BY MARGRETH ITALA
MORE than 6 billion USD has been lost in the past ten years in Eastern and Southern African countries due to Somali piracy, which has caused the country’s economic retrogression since its instability.
Deputy Permanent Secretary in Ministry of Transport, Mr John Mngodo, said during the opening of a three-day seminar in Dar es Salaam organised by the Surface and Marine Transport Regulatory Authority (Sumatra), that the seminar’s aim was to increase the capacity of senior maritime officials to be able to tackle piracy in the Indian Ocean.
Mr Mngodo said the security of ports had to be addressed because the country aimed at providing standardised security of ports and facilities to reduce increased costs of shipping.
“Maritime security is a major component of the economy of our country, so we aim to address the root causes of piracy in Somalia to assure security in our country,” he said. He added that the Shipping Act of 2003 had enabled the country to tackle international shipping insecurity.
“The effects of piracy have been felt by our country and it needs political intervention to face the challenges so that security and safety will once again bring cruise ships which stopped operating in or waters for fear of being hijacked by pirates,” Mr Mngodo said.
He said the International Maritime Organisation (IMO) was set to come up with new strategies and skills to end the menace.
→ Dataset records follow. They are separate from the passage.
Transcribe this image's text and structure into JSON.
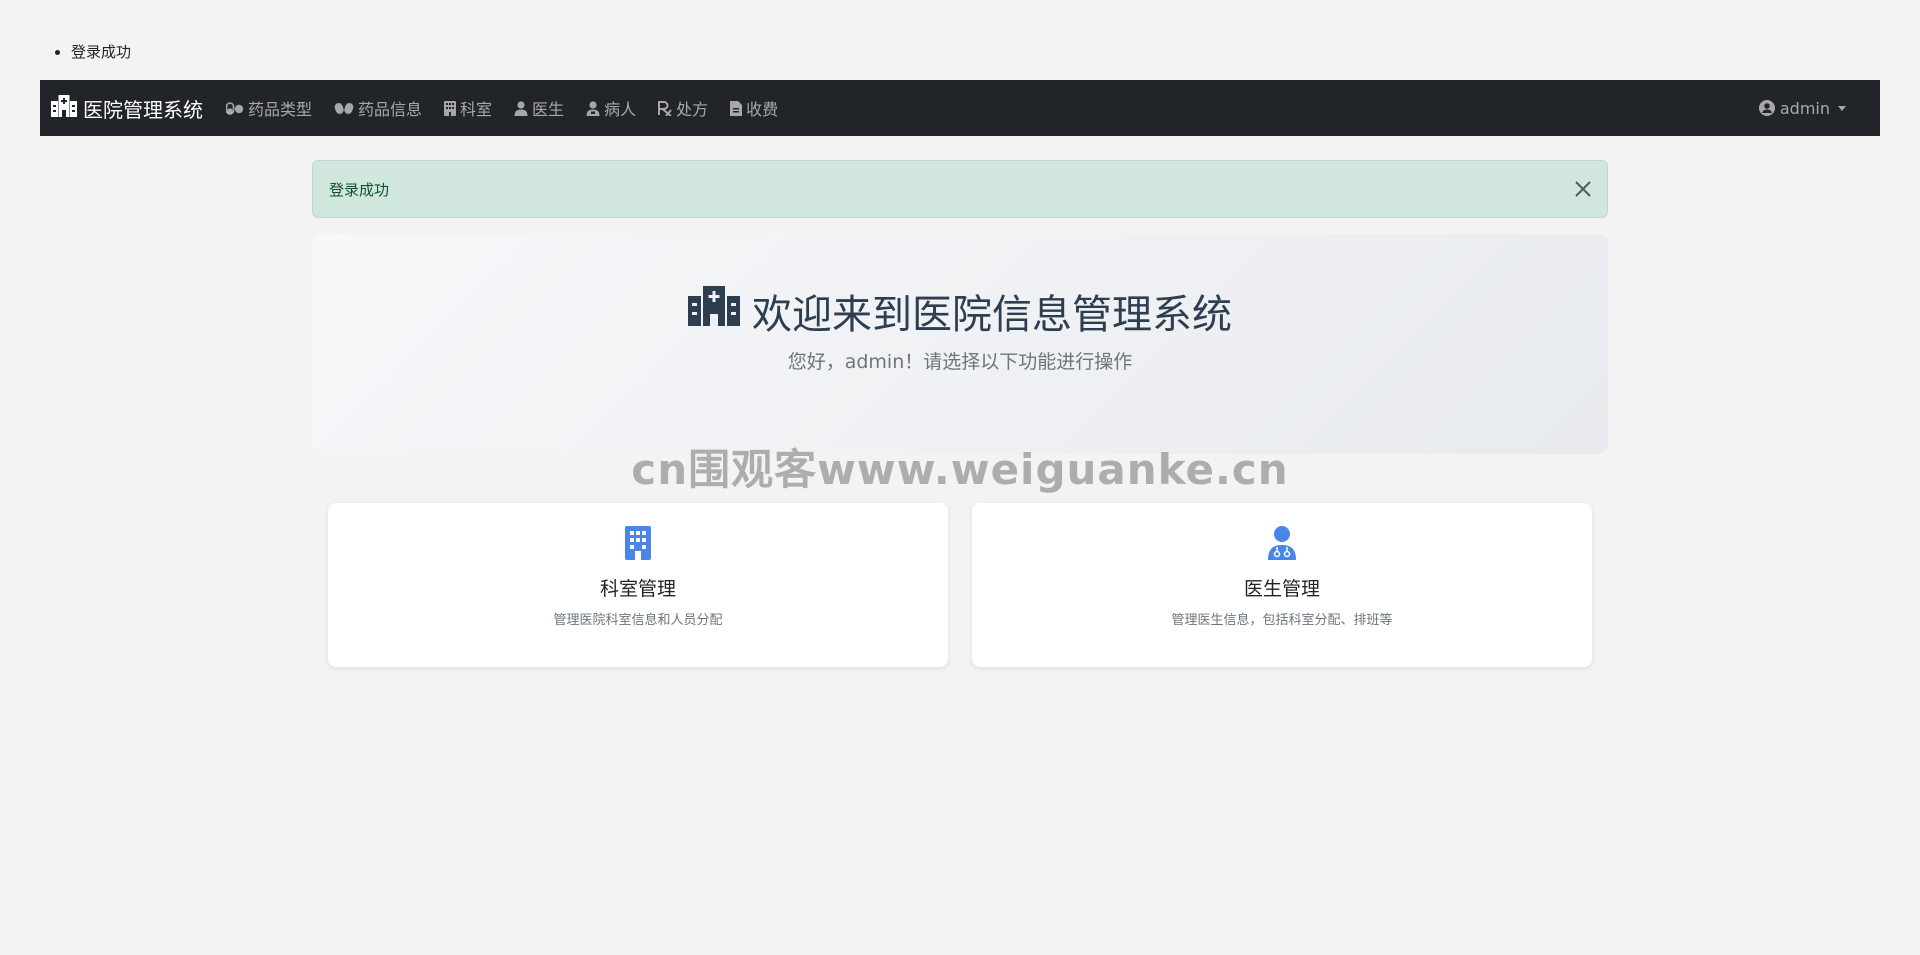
{
  "flash": {
    "messages": [
      "登录成功"
    ]
  },
  "navbar": {
    "brand": "医院管理系统",
    "items": [
      {
        "label": "药品类型",
        "icon": "pills-icon"
      },
      {
        "label": "药品信息",
        "icon": "capsules-icon"
      },
      {
        "label": "科室",
        "icon": "building-icon"
      },
      {
        "label": "医生",
        "icon": "user-doctor-icon"
      },
      {
        "label": "病人",
        "icon": "user-injured-icon"
      },
      {
        "label": "处方",
        "icon": "prescription-icon"
      },
      {
        "label": "收费",
        "icon": "invoice-icon"
      }
    ],
    "user": "admin"
  },
  "alert": {
    "text": "登录成功"
  },
  "hero": {
    "title": "欢迎来到医院信息管理系统",
    "subtitle": "您好，admin！请选择以下功能进行操作"
  },
  "watermark": "cn围观客www.weiguanke.cn",
  "cards": [
    {
      "title": "科室管理",
      "desc": "管理医院科室信息和人员分配",
      "icon": "building-icon"
    },
    {
      "title": "医生管理",
      "desc": "管理医生信息，包括科室分配、排班等",
      "icon": "user-doctor-icon"
    }
  ],
  "colors": {
    "navbar_bg": "#212529",
    "alert_bg": "#d1e7dd",
    "alert_text": "#0f5132",
    "card_icon": "#4a86e8",
    "page_bg": "#f3f3f3"
  }
}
For his part, the IMO Regional Coordinator for Eastern and Southern Africa, Mr John Muindi, said that experts have been brought in to put in practice strategies on piracy by improving facilities and skills to tackle the situation, adding that the United States and other African countries had vowed to work together to end piracy.
“For ten years now piracy has disturbed our political and economic situation as the hijacking of cargo ships has caused a lot of losses economically,” Mr Muindi said.
However, Sumatra Director of Maritime Safety and Security, King Chiragi, urged sea users not to fear, saying that Tanzania had guaranteed safety and security because it was well equipped against marine piracy. The seminar drew participants from a number of countries including Mauritius, US, Namibia, Angola, Mozambique, South Sudan, Seychelles, India and Kenya.